Cheque Cashing Facilities
The use and potential cost thereof in relation to high end junket play.
By Andrew MacDonald
Gaming Manager, Adelaide Casino, 1994
Introduction | Cost Structure | Mathematics | Associated Costs |
Firstly it is important to understand the true costs associated with returned cheques.
There is the possibility that the player will win using unsecured funds and that because the cheque or credit marker is redeemed you are never aware that it was no good and would have bounced. If this occurs there is a potential cost and tax benefit from this situation. In the instances where the player loses apart from the pain of either; year to date adjustments or bad debt write-offs the true cost is primarily related to the Government tax which may be required to be paid on the “false” revenue. In Australia at least there is no contingency for reducing Government tax as a result of writing off gaming debts against revenue.

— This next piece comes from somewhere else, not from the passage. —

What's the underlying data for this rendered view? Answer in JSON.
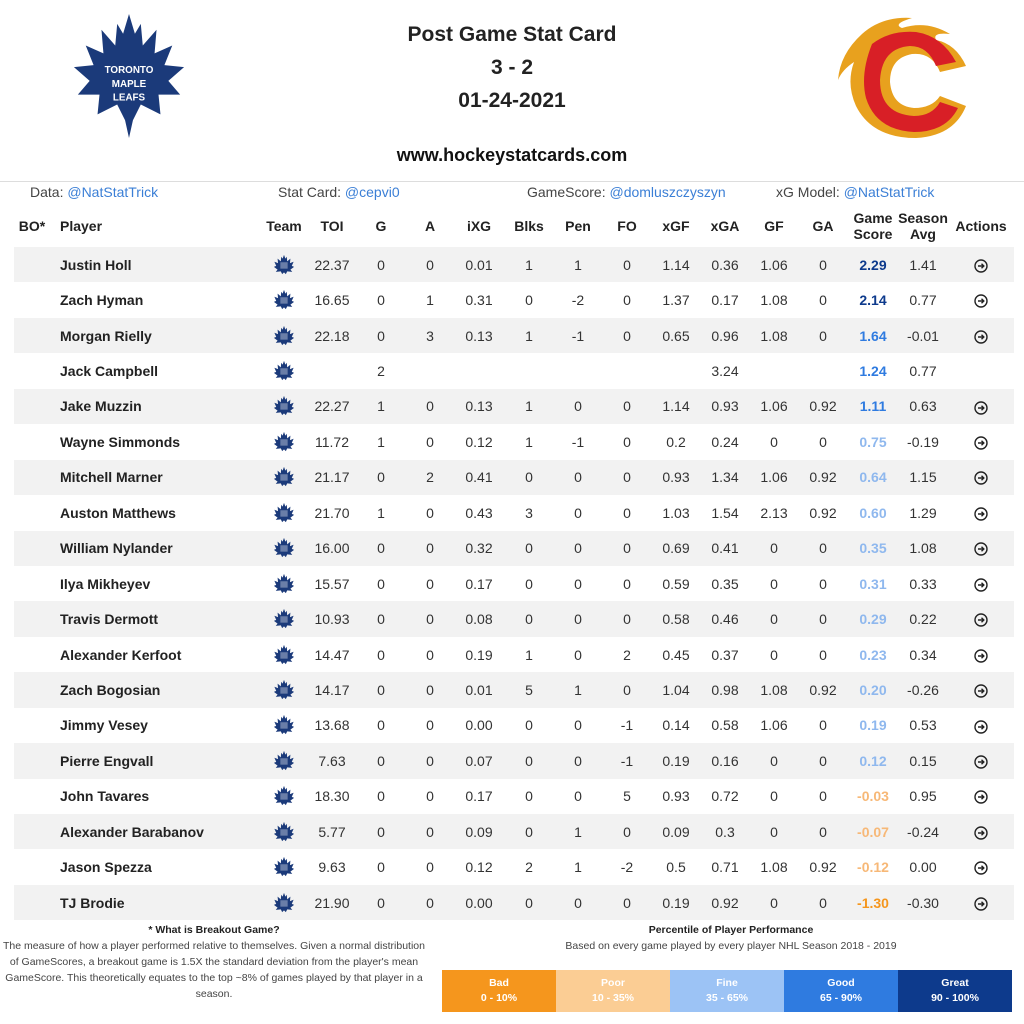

Next we would consider labour and expenses as a cost associated with doing potentially non profit producing business.
Finally there is the commission or rebates paid when the player wins and thus commissions are not withheld as no cheques are held awaiting clearance. Again you never know the monies were not there, so you make the appropriate payments.
To then calculate what reduced commission should be considered in relation to play on cheque cashing/credit as opposed to cash or cleared funds requires consideration of the probability of the cheque/credit amount being dishonoured and an understanding of the company’s desired operating margin in a high risk business segment. With regard to the latter the company may philosophically desire a higher operating margin on high risk business in the same way that return on investment percentages should increase with higher risk ventures.